Criminals in France have managed to ‘hack' chip and pin in a surprisingly simple scheme, according to Wired.
Although chip and pin is a system designed to provide two levels of security to financial transactions, first, the possession of the card itself and then the entry of the pin, this simple technique bypasses the pin and allows the would-be conman to type in any pin they like and have it approved.
By meddling with a stolen chipped cards, criminals can bypass the pin system. A group of French criminals did exactly that, and by stealing 40 credit cards and altering them they were able to make 7,000 transaction and steal nearly £450,000 . They were eventually caught in the act and the five criminals were arrested in 2011 after authorities found their spending patterns of shopping at the same Belgian stores, buying large amounts of cigarettes and lottery tickets.
This kind of fraud, or at least the ability to carry it out, has been documented twice in academic literature over the last five years. Most recently, researchers at the École Normale Supérieure produced a paper on their forensic analysis on the cards.
X-ray analysis found that the scammers had soldered a FUNcard chip on top of the original card's. The FUNcard chip is programmable, in this case, it was made to send a message to the card reader which meant that the pin entered would always be accepted, no matter what it was. The FUNcard chip can also be used to eavesdrop on mobile phone calls and modest security devices.
The scammers even obscured several parts of the potentially identifiable card's circuitry in order to make it harder to perform a forensic analysis on the altered cards.
While this analysis only occurred after the scammers were caught, in 2010, researchers at the University of Cambridge managed to produce a proof-of-concept that forecast this kind of scam.
Much like the real scam, the researchers took a card and put it in a card reader (available in stores), the card reader was then connected to a laptop loaded with the researcher's custom-built software.
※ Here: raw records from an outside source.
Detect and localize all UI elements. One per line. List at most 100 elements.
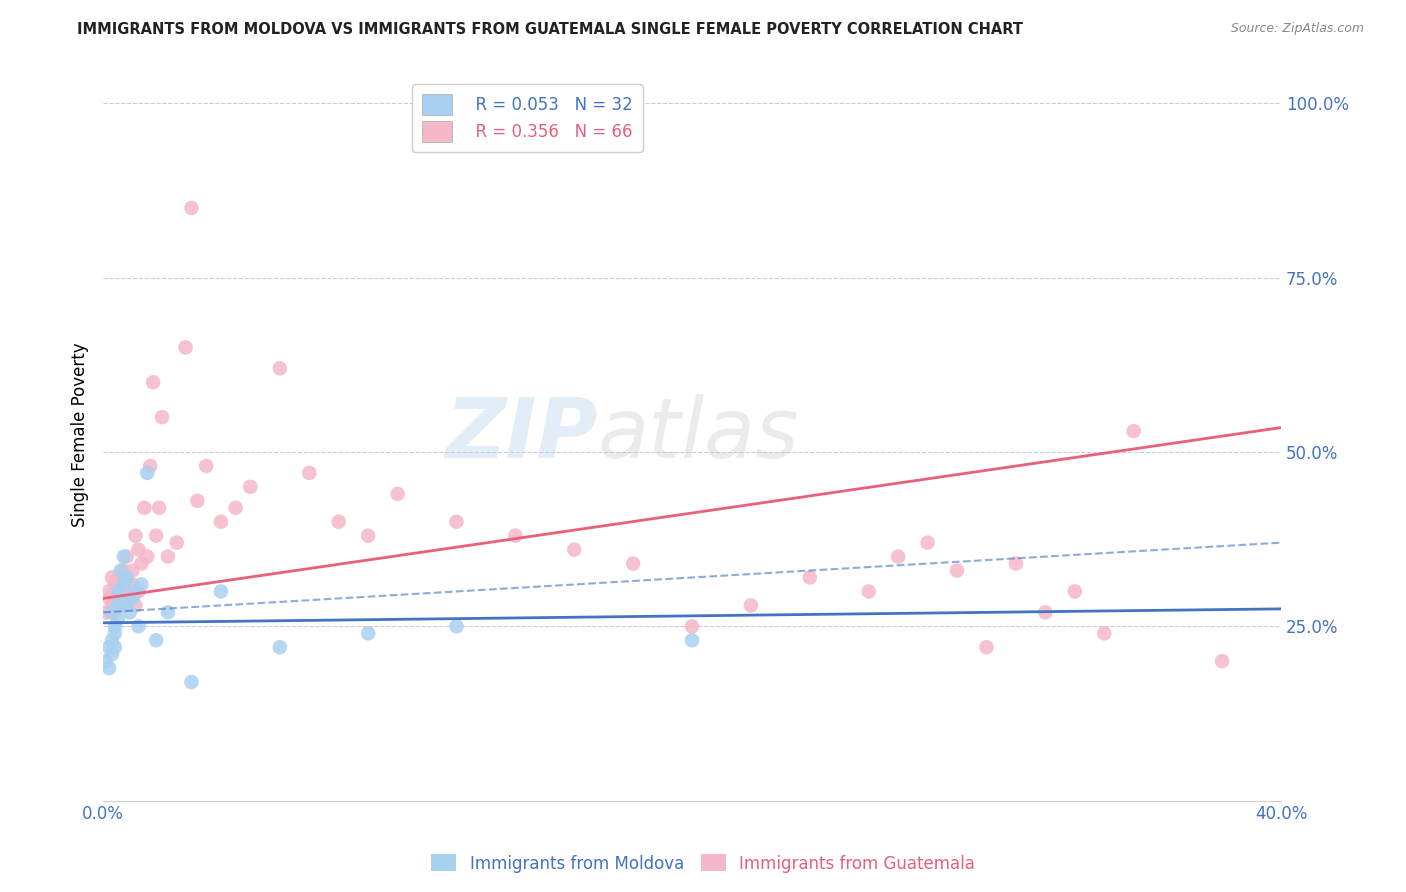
Point [124, 599, 146, 613]
Point [1122, 424, 1144, 438]
Point [115, 570, 138, 584]
Point [180, 675, 202, 690]
Legend: Immigrants from Moldova, Immigrants from Guatemala: Immigrants from Moldova, Immigrants from… [425, 847, 981, 880]
Point [121, 564, 143, 578]
Point [740, 599, 762, 613]
Point [209, 515, 232, 529]
Point [115, 570, 138, 584]
Point [107, 584, 129, 599]
Point [387, 487, 409, 501]
Point [150, 410, 173, 425]
Point [104, 619, 127, 633]
Point [110, 591, 132, 606]
Point [1005, 557, 1028, 571]
Point [121, 591, 143, 606]
Point [127, 584, 149, 599]
Point [239, 480, 262, 494]
Point [131, 577, 153, 591]
Point [115, 549, 138, 564]
Point [107, 570, 129, 584]
Point [104, 606, 127, 620]
Text: IMMIGRANTS FROM MOLDOVA VS IMMIGRANTS FROM GUATEMALA SINGLE FEMALE POVERTY CORRE: IMMIGRANTS FROM MOLDOVA VS IMMIGRANTS FR… [77, 22, 1024, 37]
Point [107, 584, 129, 599]
Point [118, 591, 141, 606]
Point [112, 577, 135, 591]
Point [328, 515, 350, 529]
Point [446, 515, 468, 529]
Point [101, 570, 124, 584]
Point [225, 500, 247, 515]
Point [127, 542, 149, 557]
Point [101, 606, 124, 620]
Point [357, 529, 380, 543]
Point [357, 626, 380, 640]
Point [195, 458, 218, 473]
Point [124, 584, 146, 599]
Point [1092, 626, 1115, 640]
Point [134, 500, 156, 515]
Point [174, 340, 197, 354]
Point [209, 584, 232, 599]
Point [121, 577, 143, 591]
Point [148, 500, 170, 515]
Point [562, 542, 585, 557]
Point [107, 612, 129, 626]
Point [269, 361, 291, 376]
Text: Source: ZipAtlas.com: Source: ZipAtlas.com [1230, 22, 1364, 36]
Point [976, 640, 998, 655]
Point [101, 633, 124, 648]
Point [446, 619, 468, 633]
Point [269, 640, 291, 655]
Point [104, 640, 127, 655]
Point [136, 466, 159, 480]
Point [799, 570, 821, 584]
Point [298, 466, 321, 480]
Text: ZIP: ZIP [446, 394, 598, 475]
Point [858, 584, 880, 599]
Point [98, 584, 121, 599]
Point [142, 376, 165, 390]
Point [110, 564, 132, 578]
Point [98, 591, 121, 606]
Point [104, 626, 127, 640]
Point [621, 557, 644, 571]
Point [1063, 584, 1085, 599]
Point [98, 640, 121, 655]
Point [505, 529, 527, 543]
Point [112, 564, 135, 578]
Point [131, 557, 153, 571]
Point [107, 599, 129, 613]
Point [101, 599, 124, 613]
Point [139, 458, 162, 473]
Point [110, 577, 132, 591]
Point [115, 599, 138, 613]
Point [946, 564, 969, 578]
Point [127, 619, 149, 633]
Point [1211, 654, 1233, 668]
Point [94, 654, 117, 668]
Point [112, 584, 135, 599]
Point [118, 584, 141, 599]
Point [118, 606, 141, 620]
Point [107, 599, 129, 613]
Point [917, 535, 939, 549]
Point [94, 606, 117, 620]
Point [180, 201, 202, 215]
Point [136, 549, 159, 564]
Point [110, 591, 132, 606]
Text: atlas: atlas [598, 394, 800, 475]
Legend:   R = 0.053   N = 32,   R = 0.356   N = 66: R = 0.053 N = 32, R = 0.356 N = 66 [412, 84, 643, 152]
Point [186, 493, 208, 508]
Point [166, 535, 188, 549]
Point [1035, 606, 1057, 620]
Point [145, 633, 167, 648]
Point [887, 549, 910, 564]
Point [156, 606, 179, 620]
Point [104, 591, 127, 606]
Point [681, 619, 703, 633]
Point [145, 529, 167, 543]
Point [104, 577, 127, 591]
Point [124, 529, 146, 543]
Point [101, 647, 124, 661]
Point [681, 633, 703, 648]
When the ‘customer' was prompted to enter their PIN code, they could merely insert a fake card and let their custom-built software kick in, allowing that ‘customer' to type in any pin code and have it approved.
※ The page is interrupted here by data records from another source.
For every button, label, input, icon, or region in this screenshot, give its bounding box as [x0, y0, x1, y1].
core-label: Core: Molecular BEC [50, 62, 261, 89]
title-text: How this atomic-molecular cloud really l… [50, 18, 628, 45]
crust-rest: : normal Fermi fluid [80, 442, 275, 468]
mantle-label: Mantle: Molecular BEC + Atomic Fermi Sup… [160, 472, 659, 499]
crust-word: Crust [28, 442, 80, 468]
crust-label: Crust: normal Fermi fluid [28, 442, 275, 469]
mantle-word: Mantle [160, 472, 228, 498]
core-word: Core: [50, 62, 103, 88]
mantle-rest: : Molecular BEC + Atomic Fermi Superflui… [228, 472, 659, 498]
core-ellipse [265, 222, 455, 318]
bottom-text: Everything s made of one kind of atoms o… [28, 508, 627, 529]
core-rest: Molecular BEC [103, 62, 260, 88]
The researchers managed to fit all this tech into a backpack and try it out on the Cambridge Cafeteria. The researchers threaded the wire connecting the computer to the fake card through a jacket sleeve. When it came time to carry out this dummy run, the designated researcher went to the cafeteria and successfully paid with a ‘0000' pin.
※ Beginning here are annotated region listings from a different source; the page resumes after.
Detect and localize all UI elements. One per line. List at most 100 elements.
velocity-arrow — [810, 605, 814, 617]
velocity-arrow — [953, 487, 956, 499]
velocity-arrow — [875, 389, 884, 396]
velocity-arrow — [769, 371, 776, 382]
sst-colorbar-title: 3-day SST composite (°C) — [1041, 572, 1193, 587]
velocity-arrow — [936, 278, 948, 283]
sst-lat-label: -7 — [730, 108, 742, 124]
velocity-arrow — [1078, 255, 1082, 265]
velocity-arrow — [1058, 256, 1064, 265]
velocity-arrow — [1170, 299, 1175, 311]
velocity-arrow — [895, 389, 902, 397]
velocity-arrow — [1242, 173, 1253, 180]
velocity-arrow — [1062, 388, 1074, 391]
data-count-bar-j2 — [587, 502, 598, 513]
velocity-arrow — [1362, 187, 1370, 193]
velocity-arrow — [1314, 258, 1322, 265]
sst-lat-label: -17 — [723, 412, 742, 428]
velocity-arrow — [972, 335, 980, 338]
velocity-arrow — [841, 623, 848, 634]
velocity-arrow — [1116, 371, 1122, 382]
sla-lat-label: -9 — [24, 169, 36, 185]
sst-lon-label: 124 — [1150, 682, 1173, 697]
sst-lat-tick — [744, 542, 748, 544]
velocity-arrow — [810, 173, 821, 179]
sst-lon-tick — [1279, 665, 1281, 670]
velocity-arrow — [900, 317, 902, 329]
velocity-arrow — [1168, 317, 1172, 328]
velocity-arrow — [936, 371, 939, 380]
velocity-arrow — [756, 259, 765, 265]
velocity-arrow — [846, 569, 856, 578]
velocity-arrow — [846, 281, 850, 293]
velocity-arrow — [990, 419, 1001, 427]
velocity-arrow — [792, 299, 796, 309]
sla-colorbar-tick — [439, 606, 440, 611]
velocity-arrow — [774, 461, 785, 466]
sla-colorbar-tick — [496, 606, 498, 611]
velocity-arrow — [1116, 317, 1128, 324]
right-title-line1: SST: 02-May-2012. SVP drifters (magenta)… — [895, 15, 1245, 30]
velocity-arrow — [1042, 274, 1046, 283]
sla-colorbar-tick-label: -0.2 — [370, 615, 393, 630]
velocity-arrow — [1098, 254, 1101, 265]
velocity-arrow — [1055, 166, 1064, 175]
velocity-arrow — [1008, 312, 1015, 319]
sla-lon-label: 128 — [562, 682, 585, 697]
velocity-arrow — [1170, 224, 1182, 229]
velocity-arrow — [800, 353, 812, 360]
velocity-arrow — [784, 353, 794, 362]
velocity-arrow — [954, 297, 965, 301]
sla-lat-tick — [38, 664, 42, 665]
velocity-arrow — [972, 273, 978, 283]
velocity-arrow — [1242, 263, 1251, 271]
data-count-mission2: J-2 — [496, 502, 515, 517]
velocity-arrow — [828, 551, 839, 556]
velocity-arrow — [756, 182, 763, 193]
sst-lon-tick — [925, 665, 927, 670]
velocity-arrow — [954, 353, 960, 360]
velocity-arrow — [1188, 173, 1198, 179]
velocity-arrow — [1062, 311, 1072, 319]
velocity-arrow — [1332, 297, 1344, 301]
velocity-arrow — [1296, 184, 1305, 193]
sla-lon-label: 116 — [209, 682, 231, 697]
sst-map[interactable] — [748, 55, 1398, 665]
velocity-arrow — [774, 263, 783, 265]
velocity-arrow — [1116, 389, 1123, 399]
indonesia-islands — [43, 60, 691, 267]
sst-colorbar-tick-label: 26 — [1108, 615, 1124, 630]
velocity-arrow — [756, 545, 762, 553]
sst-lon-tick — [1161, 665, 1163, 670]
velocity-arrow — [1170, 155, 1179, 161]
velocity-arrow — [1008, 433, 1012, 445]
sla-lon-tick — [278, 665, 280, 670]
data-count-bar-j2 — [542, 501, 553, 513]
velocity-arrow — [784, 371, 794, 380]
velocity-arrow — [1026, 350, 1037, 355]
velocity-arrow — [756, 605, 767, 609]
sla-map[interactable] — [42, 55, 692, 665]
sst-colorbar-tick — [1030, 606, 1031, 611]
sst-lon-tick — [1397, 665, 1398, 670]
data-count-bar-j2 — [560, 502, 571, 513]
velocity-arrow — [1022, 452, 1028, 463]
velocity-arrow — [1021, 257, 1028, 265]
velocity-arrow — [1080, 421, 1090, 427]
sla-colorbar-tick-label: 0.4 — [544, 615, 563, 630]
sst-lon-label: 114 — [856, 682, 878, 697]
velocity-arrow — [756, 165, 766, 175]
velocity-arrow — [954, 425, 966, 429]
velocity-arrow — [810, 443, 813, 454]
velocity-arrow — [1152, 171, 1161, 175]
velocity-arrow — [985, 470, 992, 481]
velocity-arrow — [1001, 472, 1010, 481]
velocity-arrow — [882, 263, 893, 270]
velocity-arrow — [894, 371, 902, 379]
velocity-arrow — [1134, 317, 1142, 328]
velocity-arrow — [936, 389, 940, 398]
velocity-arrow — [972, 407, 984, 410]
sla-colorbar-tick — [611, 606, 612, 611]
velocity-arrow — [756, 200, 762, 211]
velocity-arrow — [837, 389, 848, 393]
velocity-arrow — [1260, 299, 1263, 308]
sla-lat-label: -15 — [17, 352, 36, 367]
Steven Murdoch, who worked on the team that developed that proof of concept now works at University College London as a principal research fellow in their Information Security Research Group. He thinks that if authorities and the banking industry had realised the “remarkable ingenuity” of fraudsters and had realised the capabilities of projects like his team's proof of concept, “perhaps they would have found some others too.”
A spokesman from the UK Cards Association, a trade group, spoke to SCMagazineUK.com, saying that there is no evidence "that this type of fraud has ever occurred in a real life environment in the UK." They added that the reason it could be carried out in France, but not in the UK is that the French scam relied on the fact that "card transactions take place offline" The majority of transactions in the UK, however, are "processed online meaning these security checks are made in real time while the cardholder is making the payment."